On Tue, Aug 03, 2010 at 01:01:08AM +0900, FUJITA Tomonori wrote:
> On Mon, 02 Aug 2010 08:47:53 -0700
> "H. Peter Anvin" <[email protected]> wrote:
>
> > On 08/02/2010 08:43 AM, FUJITA Tomonori wrote:
> > >
> > > That's the difficult part because IOMMUs are not
> > > interdependent. Hardware IOMMUs are related with swiotlb. GART and
> > > AMD-IOMMU are too.
> > >
> > > We could invent sorta IOMMU register interface and driver-ize IOMMUs
> > > but they can't be interdependent completely.
> >
> > Of course. However, we need there to be as much structure to it as
> > there can be.
>
> Ok, let's see if Konrad can invent something clean.

<chuckles> Thank you for your vote of confidence.
>
> But his attempt to create "swiotlb iommu function array" and "hardware
> iommu function array" looks like to makes the code more unreadable.

Let me go to my favorite coffee shop and think this one through.
Can I get concession for putting the original patch in (the simple, dumb one),
and then:
- start working on the IOMMU register interface without having to try
to get it done for 2.6.36, and
- do the driverization as a seperate cleanup.

2010-08-02 16:53:41

by H. Peter Anvin

[permalink] [raw]

Subject: Re: [PATCH 9/9] x86: Detect whether we should use Xen SWIOTLB.
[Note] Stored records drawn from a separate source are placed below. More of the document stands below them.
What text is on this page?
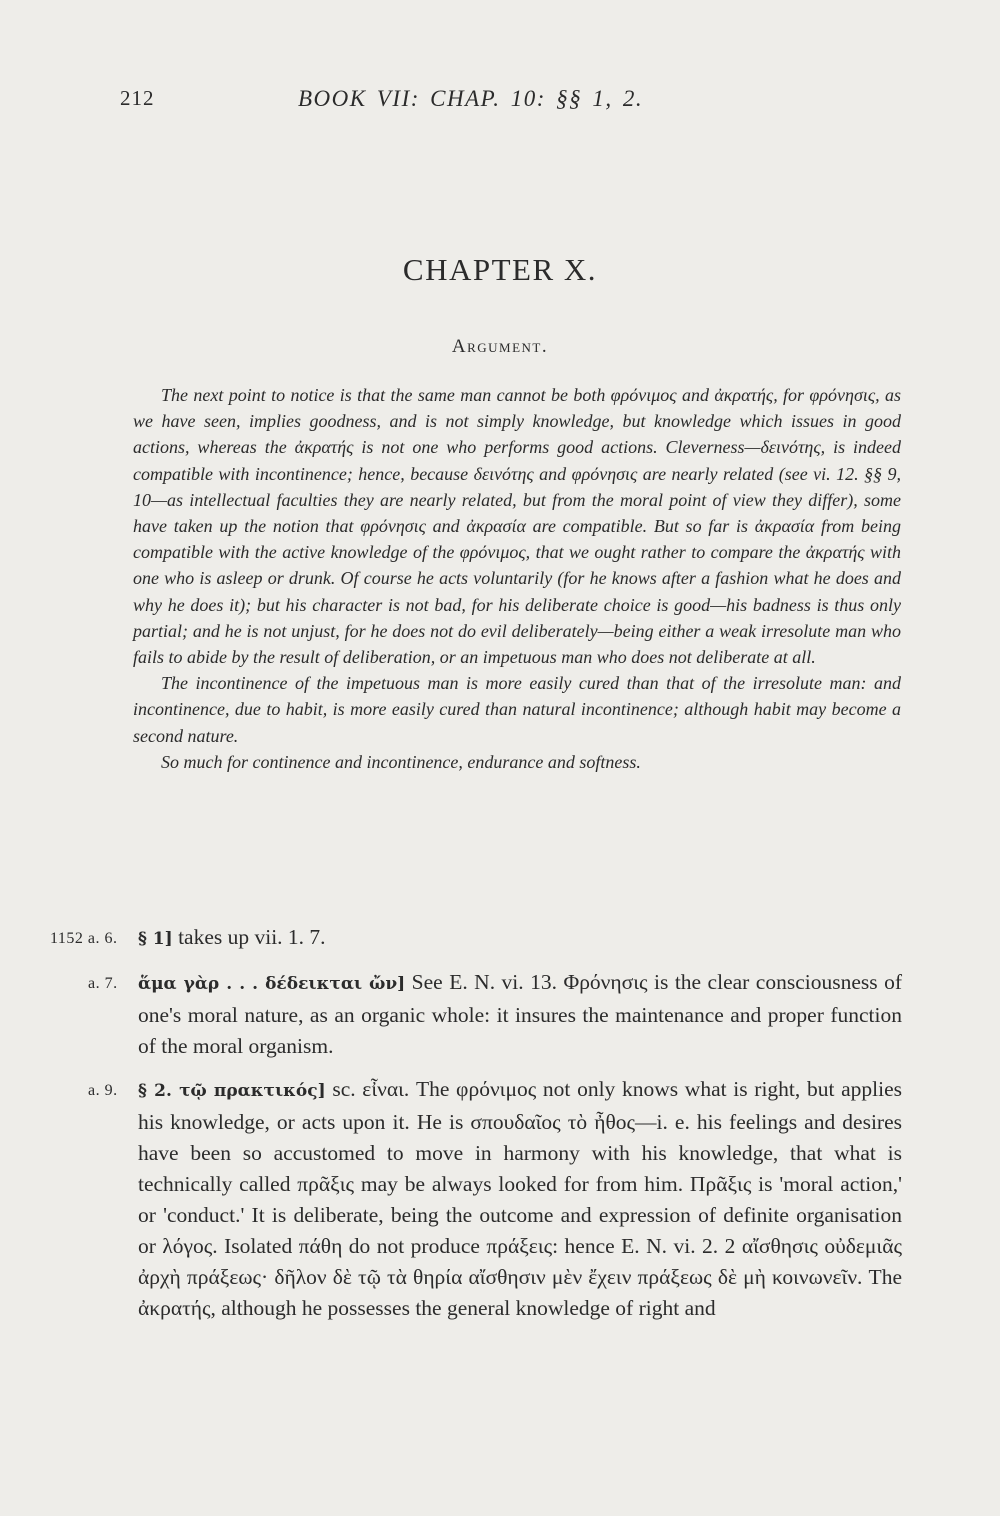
212	BOOK VII: CHAP. 10: §§ 1, 2.
CHAPTER X.
Argument.

The next point to notice is that the same man cannot be both φρόνιμος and ἀκρατής, for φρόνησις, as we have seen, implies goodness, and is not simply knowledge, but knowledge which issues in good actions, whereas the ἀκρατής is not one who performs good actions. Cleverness—δεινότης, is indeed compatible with incontinence; hence, because δεινότης and φρόνησις are nearly related (see vi. 12. §§ 9, 10—as intellectual faculties they are nearly related, but from the moral point of view they differ), some have taken up the notion that φρόνησις and ἀκρασία are compatible. But so far is ἀκρασία from being compatible with the active knowledge of the φρόνιμος, that we ought rather to compare the ἀκρατής with one who is asleep or drunk. Of course he acts voluntarily (for he knows after a fashion what he does and why he does it); but his character is not bad, for his deliberate choice is good—his badness is thus only partial; and he is not unjust, for he does not do evil deliberately—being either a weak irresolute man who fails to abide by the result of deliberation, or an impetuous man who does not deliberate at all.

The incontinence of the impetuous man is more easily cured than that of the irresolute man: and incontinence, due to habit, is more easily cured than natural incontinence; although habit may become a second nature.

So much for continence and incontinence, endurance and softness.

1152 a. 6. § 1] takes up vii. 1. 7.
a. 7. ἅμα γὰρ . . . δέδεικται ὤν] See E. N. vi. 13. Φρόνησις is the clear consciousness of one's moral nature, as an organic whole: it insures the maintenance and proper function of the moral organism.
a. 9. § 2. τῷ πρακτικός] sc. εἶναι. The φρόνιμος not only knows what is right, but applies his knowledge, or acts upon it. He is σπουδαῖος τὸ ἦθος—i. e. his feelings and desires have been so accustomed to move in harmony with his knowledge, that what is technically called πρᾶξις may be always looked for from him. Πρᾶξις is 'moral action,' or 'conduct.' It is deliberate, being the outcome and expression of definite organisation or λόγος. Isolated πάθη do not produce πράξεις: hence E. N. vi. 2. 2 αἴσθησις οὐδεμιᾶς ἀρχὴ πράξεως· δῆλον δὲ τῷ τὰ θηρία αἴσθησιν μὲν ἔχειν πράξεως δὲ μὴ κοινωνεῖν. The ἀκρατής, although he possesses the general knowledge of right and
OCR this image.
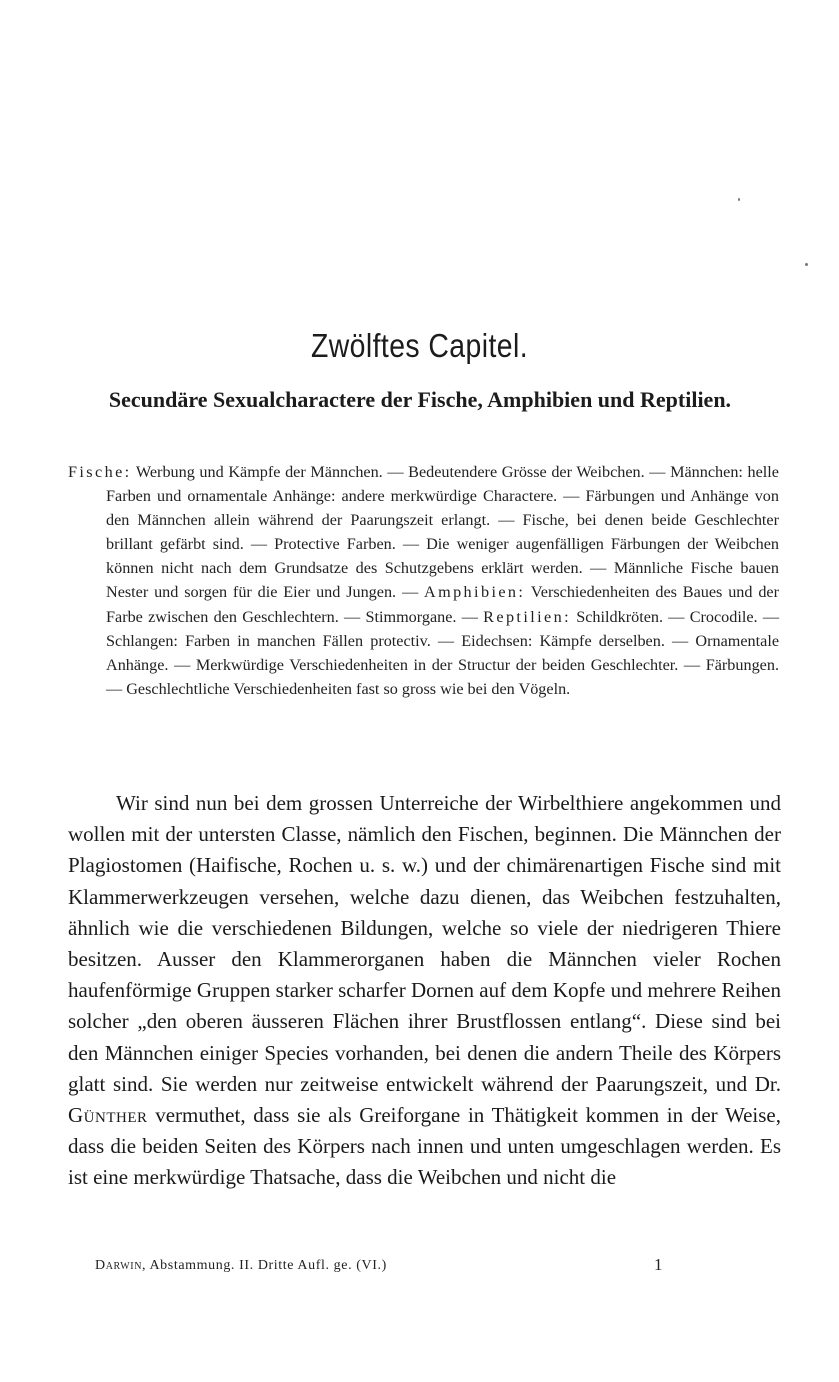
Zwölftes Capitel.
Secundäre Sexualcharactere der Fische, Amphibien und Reptilien.
Fische: Werbung und Kämpfe der Männchen. — Bedeutendere Grösse der Weibchen. — Männchen: helle Farben und ornamentale Anhänge: andere merkwürdige Charactere. — Färbungen und Anhänge von den Männchen allein während der Paarungszeit erlangt. — Fische, bei denen beide Geschlechter brillant gefärbt sind. — Protective Farben. — Die weniger augenfälligen Färbungen der Weibchen können nicht nach dem Grundsatze des Schutzgebens erklärt werden. — Männliche Fische bauen Nester und sorgen für die Eier und Jungen. — Amphibien: Verschiedenheiten des Baues und der Farbe zwischen den Geschlechtern. — Stimmorgane. — Reptilien: Schildkröten. — Crocodile. — Schlangen: Farben in manchen Fällen protectiv. — Eidechsen: Kämpfe derselben. — Ornamentale Anhänge. — Merkwürdige Verschiedenheiten in der Structur der beiden Geschlechter. — Färbungen. — Geschlechtliche Verschiedenheiten fast so gross wie bei den Vögeln.
Wir sind nun bei dem grossen Unterreiche der Wirbelthiere angekommen und wollen mit der untersten Classe, nämlich den Fischen, beginnen. Die Männchen der Plagiostomen (Haifische, Rochen u. s. w.) und der chimärenartigen Fische sind mit Klammerwerkzeugen versehen, welche dazu dienen, das Weibchen festzuhalten, ähnlich wie die verschiedenen Bildungen, welche so viele der niedrigeren Thiere besitzen. Ausser den Klammerorganen haben die Männchen vieler Rochen haufenförmige Gruppen starker scharfer Dornen auf dem Kopfe und mehrere Reihen solcher „den oberen äusseren Flächen ihrer Brustflossen entlang“. Diese sind bei den Männchen einiger Species vorhanden, bei denen die andern Theile des Körpers glatt sind. Sie werden nur zeitweise entwickelt während der Paarungszeit, und Dr. Günther vermuthet, dass sie als Greiforgane in Thätigkeit kommen in der Weise, dass die beiden Seiten des Körpers nach innen und unten umgeschlagen werden. Es ist eine merkwürdige Thatsache, dass die Weibchen und nicht die
Darwin, Abstammung. II. Dritte Aufl. ge. (VI.)	1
On 08/02/2010 09:42 AM, Konrad Rzeszutek Wilk wrote:
>
> Let me go to my favorite coffee shop and think this one through.
> Can I get concession for putting the original patch in (the simple, dumb one),
> and then:
> - start working on the IOMMU register interface without having to try
> to get it done for 2.6.36, and
> - do the driverization as a seperate cleanup.
>

That makes sense.

-hpa

--
H. Peter Anvin, Intel Open Source Technology Center
I work for Intel. I don't speak on their behalf.

2010-08-03 05:35:44

by FUJITA Tomonori

[permalink] [raw]

Subject: Re: [PATCH 9/9] x86: Detect whether we should use Xen SWIOTLB.

On Mon, 2 Aug 2010 12:42:34 -0400
Konrad Rzeszutek Wilk <[email protected]> wrote:

> > But his attempt to create "swiotlb iommu function array" and "hardware
> > iommu function array" looks like to makes the code more unreadable.
>
> Let me go to my favorite coffee shop and think this one through.
> Can I get concession for putting the original patch in (the simple, dumb one),
> and then:
> - start working on the IOMMU register interface without having to try
> to get it done for 2.6.36, and
> - do the driverization as a seperate cleanup.

We could simplify swiotlb initialization after 2.6.36. If we merge my
patches to expand swiotlb memory dynamically, we could initialize
swiotlb before any hw IOMMUs (see the commit
186a25026c44d1bfa97671110ff14dcd0c99678e).

If you can make Xen swiotlb initialized like HW iommu, the IOMMU
initialization could be cleaner.

As I wrote, I also want to simplify swiotlb's init memory
allocation. I'll see what I can do on the whole issue.